Be sure that’s really what you want to do before you quit your day job. And rid yourself of the idea that writing for a living is a glamorous, exciting lifestyle. It can be, but mostly it’s difficult, uncertain and poorly paid.
Did you have a feeling while writing Chocolat that it would be a hit?
No, it was precisely the opposite of what was fashionable at the time.
Do you read your reviews?
Sometimes, although I don’t generally go out of my way to find them all.
About The Strawberry Thief
Thank you for the return to Lansquenet-sous-Tannes. Where did that name come from, by the way?
It was a joke, like a lot of my names: “Lansquenet” is an old French children’s game, and “soutane” is the French word for a priest’s cassock.
Do you read certain books to get back into the spirit of this magical town, aside from your own?

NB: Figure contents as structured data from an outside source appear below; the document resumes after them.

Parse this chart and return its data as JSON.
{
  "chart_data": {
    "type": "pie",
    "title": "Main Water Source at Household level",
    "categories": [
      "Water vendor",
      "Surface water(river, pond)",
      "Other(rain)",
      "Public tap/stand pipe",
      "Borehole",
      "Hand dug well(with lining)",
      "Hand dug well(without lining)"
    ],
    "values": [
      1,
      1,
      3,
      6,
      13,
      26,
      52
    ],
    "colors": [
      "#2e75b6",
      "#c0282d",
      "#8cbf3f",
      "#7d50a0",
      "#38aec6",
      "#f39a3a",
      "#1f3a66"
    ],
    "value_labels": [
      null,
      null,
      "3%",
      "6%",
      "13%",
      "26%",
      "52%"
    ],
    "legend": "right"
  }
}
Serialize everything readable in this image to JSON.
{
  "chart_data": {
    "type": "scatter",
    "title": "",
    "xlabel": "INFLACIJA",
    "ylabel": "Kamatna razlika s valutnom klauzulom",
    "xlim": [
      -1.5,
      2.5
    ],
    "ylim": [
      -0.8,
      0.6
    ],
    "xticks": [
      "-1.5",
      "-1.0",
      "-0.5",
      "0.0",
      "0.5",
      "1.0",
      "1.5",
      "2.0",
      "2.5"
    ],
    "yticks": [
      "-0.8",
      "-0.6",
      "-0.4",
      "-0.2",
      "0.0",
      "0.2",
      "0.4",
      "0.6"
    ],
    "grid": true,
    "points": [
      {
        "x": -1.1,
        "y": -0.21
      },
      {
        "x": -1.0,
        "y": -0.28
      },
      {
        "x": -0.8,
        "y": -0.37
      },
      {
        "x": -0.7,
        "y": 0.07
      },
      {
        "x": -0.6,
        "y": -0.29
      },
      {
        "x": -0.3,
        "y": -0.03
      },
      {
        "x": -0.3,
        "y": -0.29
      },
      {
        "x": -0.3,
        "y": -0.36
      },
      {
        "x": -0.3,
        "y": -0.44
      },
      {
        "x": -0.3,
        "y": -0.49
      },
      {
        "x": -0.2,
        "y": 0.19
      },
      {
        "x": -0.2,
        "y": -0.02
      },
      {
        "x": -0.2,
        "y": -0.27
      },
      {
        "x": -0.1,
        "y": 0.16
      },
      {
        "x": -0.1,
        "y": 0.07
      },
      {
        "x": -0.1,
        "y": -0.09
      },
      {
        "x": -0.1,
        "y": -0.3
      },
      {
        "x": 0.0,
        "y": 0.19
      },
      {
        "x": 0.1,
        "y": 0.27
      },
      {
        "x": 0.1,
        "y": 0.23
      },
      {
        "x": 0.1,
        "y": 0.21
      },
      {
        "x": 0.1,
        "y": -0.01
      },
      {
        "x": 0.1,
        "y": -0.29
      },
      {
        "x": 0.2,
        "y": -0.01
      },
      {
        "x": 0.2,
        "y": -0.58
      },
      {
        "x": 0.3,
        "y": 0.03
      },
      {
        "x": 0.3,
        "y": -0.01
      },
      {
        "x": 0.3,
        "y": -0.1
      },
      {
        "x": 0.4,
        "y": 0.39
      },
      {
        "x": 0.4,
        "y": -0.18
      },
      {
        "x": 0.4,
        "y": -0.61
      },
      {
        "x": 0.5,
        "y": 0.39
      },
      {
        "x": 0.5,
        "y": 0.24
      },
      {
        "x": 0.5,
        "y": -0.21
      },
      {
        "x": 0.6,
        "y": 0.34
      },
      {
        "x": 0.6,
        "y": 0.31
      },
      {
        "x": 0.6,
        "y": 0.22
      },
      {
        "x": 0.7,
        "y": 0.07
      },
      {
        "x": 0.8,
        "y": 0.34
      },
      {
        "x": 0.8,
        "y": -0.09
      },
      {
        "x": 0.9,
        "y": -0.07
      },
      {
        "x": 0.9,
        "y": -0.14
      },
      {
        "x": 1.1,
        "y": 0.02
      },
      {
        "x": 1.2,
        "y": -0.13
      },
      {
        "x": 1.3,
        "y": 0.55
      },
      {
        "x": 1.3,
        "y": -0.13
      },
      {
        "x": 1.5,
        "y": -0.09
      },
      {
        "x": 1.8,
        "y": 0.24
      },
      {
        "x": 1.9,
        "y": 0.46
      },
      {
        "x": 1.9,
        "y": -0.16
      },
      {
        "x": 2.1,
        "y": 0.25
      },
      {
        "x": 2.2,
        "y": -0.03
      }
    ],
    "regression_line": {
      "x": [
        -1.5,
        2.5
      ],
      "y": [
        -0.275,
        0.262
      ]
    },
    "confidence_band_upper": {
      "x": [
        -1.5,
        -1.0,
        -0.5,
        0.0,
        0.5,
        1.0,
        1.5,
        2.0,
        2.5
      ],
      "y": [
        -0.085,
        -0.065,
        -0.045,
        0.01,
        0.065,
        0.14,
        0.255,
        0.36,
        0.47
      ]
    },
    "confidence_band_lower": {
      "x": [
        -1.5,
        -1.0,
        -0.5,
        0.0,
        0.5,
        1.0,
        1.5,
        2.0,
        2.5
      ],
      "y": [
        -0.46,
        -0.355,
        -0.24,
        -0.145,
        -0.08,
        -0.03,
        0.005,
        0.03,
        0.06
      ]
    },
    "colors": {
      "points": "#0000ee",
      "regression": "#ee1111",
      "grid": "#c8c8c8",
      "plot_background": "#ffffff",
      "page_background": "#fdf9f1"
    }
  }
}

No. In the case of The Strawberry Thief, I found that recording the audiobook of Chocolat helped me remember a lot of things I’d forgotten.
The darker twist this book seems to bring, with murder—was that something you foresaw eventually arriving at when you wrote the first in the series?
I often find that the unanswered questions in my books get answered at some later time.
How is your relationship with Vianne Rocher after all these years?
A lot of people assume that I am Vianne. I’m not, although she reflects certain parts of my life and personality. One of the things that links us is Vianne’s daughter Anouk, who was based on my daughter Anouchka, who has grown to adulthood, both in real life and in fiction. One of the reasons these books have taken so long to be written is that life often surprises us, and I had to wait for my own experience of life (and my daughter’s) to complete the fiction. I’m certain that those characters will continue to reveal things about themselves. I’ll keep my readers posted when I know more.
If you had to affiliate Vianne with a colour what would that be?
Vianne’s colour? Red.
Given your synaesthesia, what does your favourite color, arterial red, smell like to you?